Allen’s uncertainties mirror the feelings of many Utahns, according to a recent Dan Jones & Associates poll conducted for the Deseret Morning News and KSL-TV. The poll reported that Utahns are split on the issue, with 41 percent of residents supporting the current law and 51 percent in favor of the repeal, down from 63 percent who supported it last month.

Matt Burbank, a U political science professor, said the issue represents a broader political debate on the nature of illegal immigration in the United States.

Burbank said the bill has a chance of passing in the Senate because past bill sponsors have been lobbying strongly for the bill.

“There are plausible arguments on both sides,” he said.

On one hand, Burbank said it is easy for opponents of undocumented students receiving in-state tuition to argue that the government shouldn’t provide benefits for illegal actions. At the same time people can question why these students should be asked to pay out-of-state tuition when they are clearly Utah residents, regardless of their parents’ immigration status, he said.

“It’s one of those circumstances when it’s hard to know which (side) ought to take precedence,” Burbank said.

For many students, the issue comes down to money.

Jacob Arry, a sophomore in mass communication, said undocumented students shouldn’t be allowed the discount because they don’t pay taxes.

“I’m paying out-of-state tuition, and I’m a U.S. citizen,” Arry said. “If there are rules, you should follow them.”

Benjamin Holdaway, a senior in political science, used a monetary argument to speak in opposition to the bill. Holdaway said the average income for undocumented individuals in Utah is $15,000 a year.

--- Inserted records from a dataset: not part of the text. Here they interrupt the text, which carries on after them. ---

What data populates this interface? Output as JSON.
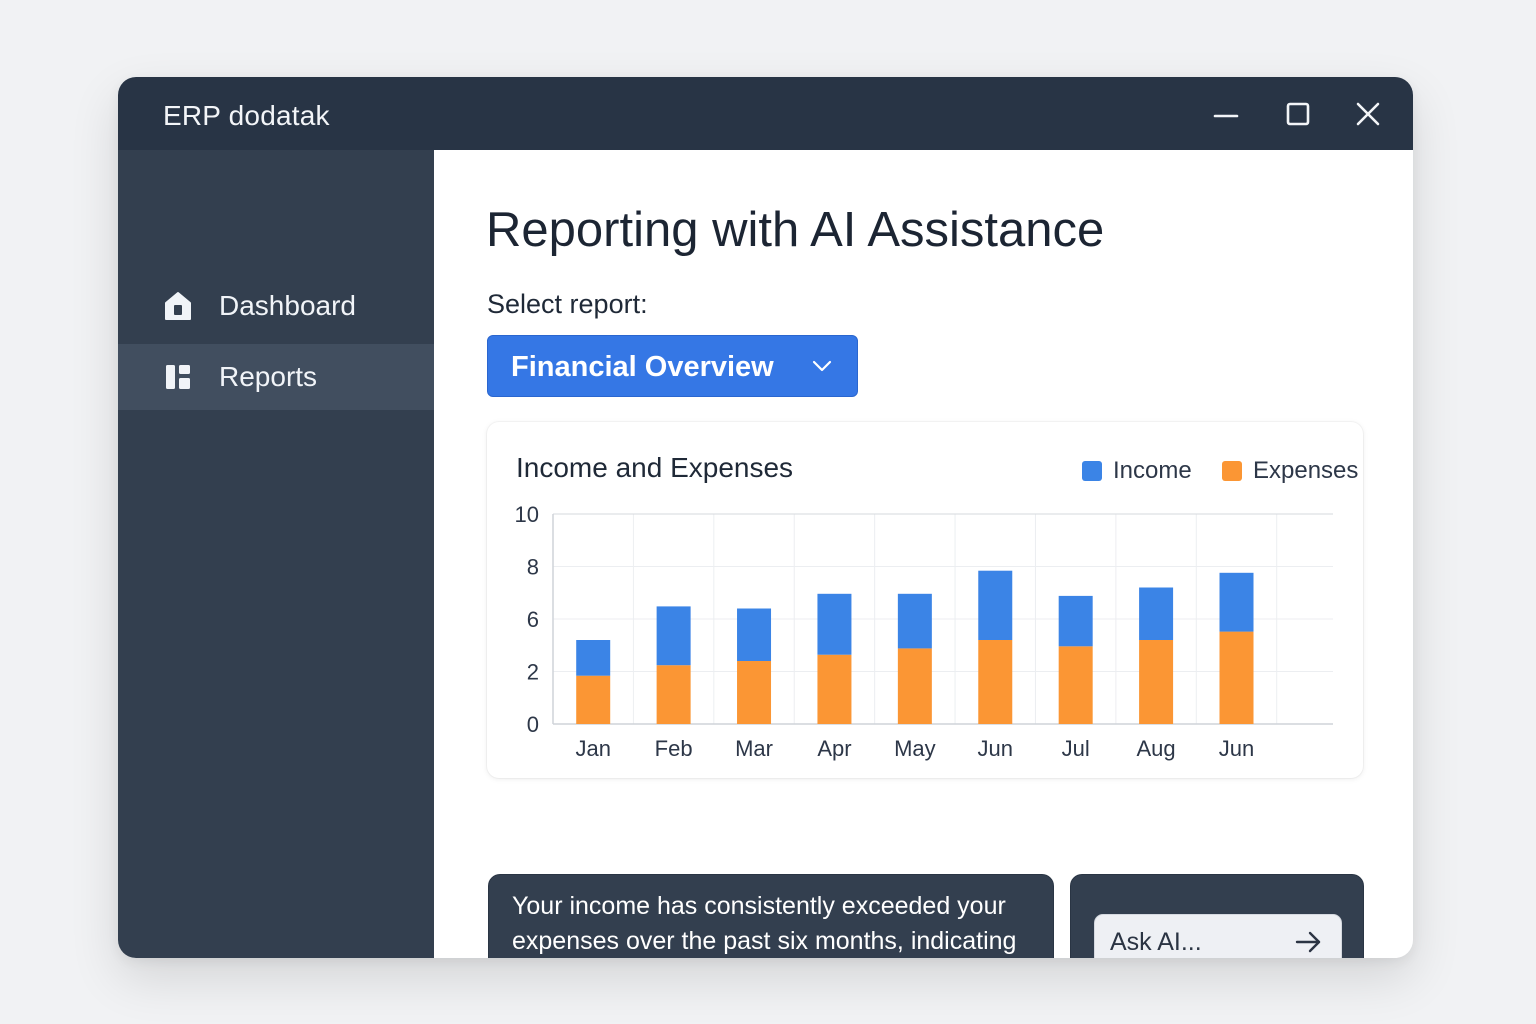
{
  "window": {
    "title": "ERP dodatak"
  },
  "sidebar": {
    "items": [
      {
        "label": "Dashboard",
        "icon": "home-icon",
        "active": false
      },
      {
        "label": "Reports",
        "icon": "reports-icon",
        "active": true
      }
    ]
  },
  "main": {
    "title": "Reporting with AI Assistance",
    "select_label": "Select report:",
    "selected_report": "Financial Overview"
  },
  "colors": {
    "accent": "#3577e5",
    "income": "#3b84e6",
    "expenses": "#fb9634",
    "sidebar": "#333f4f",
    "titlebar": "#283445"
  },
  "chart_data": {
    "type": "bar",
    "stacked": true,
    "title": "Income and Expenses",
    "legend_position": "top-right",
    "categories": [
      "Jan",
      "Feb",
      "Mar",
      "Apr",
      "May",
      "Jun",
      "Jul",
      "Aug",
      "Jun"
    ],
    "series": [
      {
        "name": "Income",
        "color": "#3b84e6",
        "values": [
          1.7,
          2.8,
          2.5,
          2.9,
          2.6,
          3.3,
          2.4,
          2.5,
          2.8
        ]
      },
      {
        "name": "Expenses",
        "color": "#fb9634",
        "values": [
          2.3,
          2.8,
          3.0,
          3.3,
          3.6,
          4.0,
          3.7,
          4.0,
          4.4
        ]
      }
    ],
    "y_ticks": [
      "0",
      "2",
      "6",
      "8",
      "10"
    ],
    "ylim": [
      0,
      10
    ],
    "grid": true
  },
  "insight": {
    "text": "Your income has consistently exceeded your expenses over the past six months, indicating a positive financial trend."
  },
  "ask": {
    "placeholder": "Ask AI..."
  }
}
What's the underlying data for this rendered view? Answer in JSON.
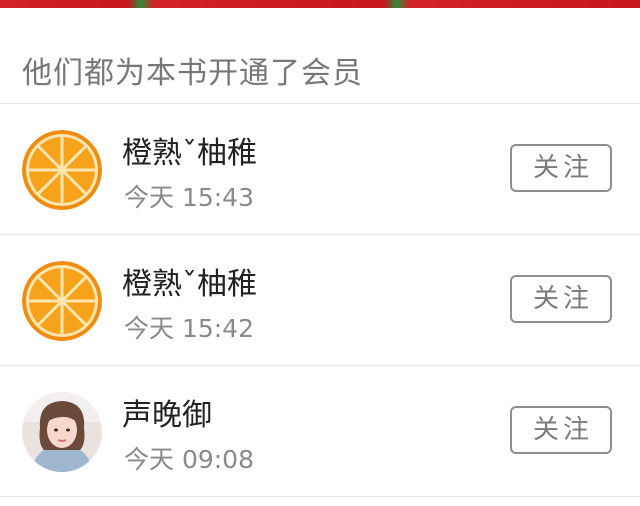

“If you charge them out-of-state tuition, that’s their family’s entire income,” Holdaway said. “And their children won’t be able to earn more than $15,000 a year.”

Holdaway said the children of undocumented immigrants have a good chance of naturalization and that allowing them to get a college education would create opportunities and help them progress toward jobs.

Suneil Bhambri, a sophomore in business, said the bill would have no benefit.

“If groups want to be educated and they’re working for it, why shouldn’t society help them out?” he said.

A number of U students have protested against the slew of anti-illegal immigration bills going through the Legislature, by participating in candlelight vigils and speaking out at the Capitol.

Burbank said the bill would likely have no discernible affect on the number of people illegally present in the United States, nor would it cause them to change their immigration status.

“Most of the nature of the debate is more symbolic,” Burbank said.

Forcing these students to pay out-of-state tuition would be perpetuating the cycle of disparity, said senior biology major Seyran Saber. She said the state should not punish children for the actions of their parents.

“We’d be sending them right back to where their parents started,” Saber said. “We’re going about it the wrong way.”

Instead of repealing the bill, Saber suggested the state pass legislation to allow the students to become legal citizens.

Although Utahns are divided on the issue, Burbank said there is a vocal constituency in support of the bill in the Republican Party who are also trying to make it a national issue of immigration reform.

Carlos Scheidegger, a fourth-year graduate student in computer science who is not a U.S. citizen, said the bill won’t result in solutions for illegal immigration issues at the state or national level.

“It’s more of a political motivation, with the expediency aspect of saying, ‘We’re doing something about the issue,'” Scheidegger said.

Harry Mornh, a sophomore in mechanical engineering, thinks the state should reach a compromise. Although he understands how students might benefit from the discount, he said having the state pay for those students could take away from the quality of his education.

David Koop, a second-year graduate student in computer science, said there aren’t enough students in this situation to be a financial burden on the state. There are approximately 100 undocumented students attending the U.

“It depends on what the weight on the state would be,” Koop said. “Those students might be the ones who would most benefit from education and they wouldn’t be able to afford it.”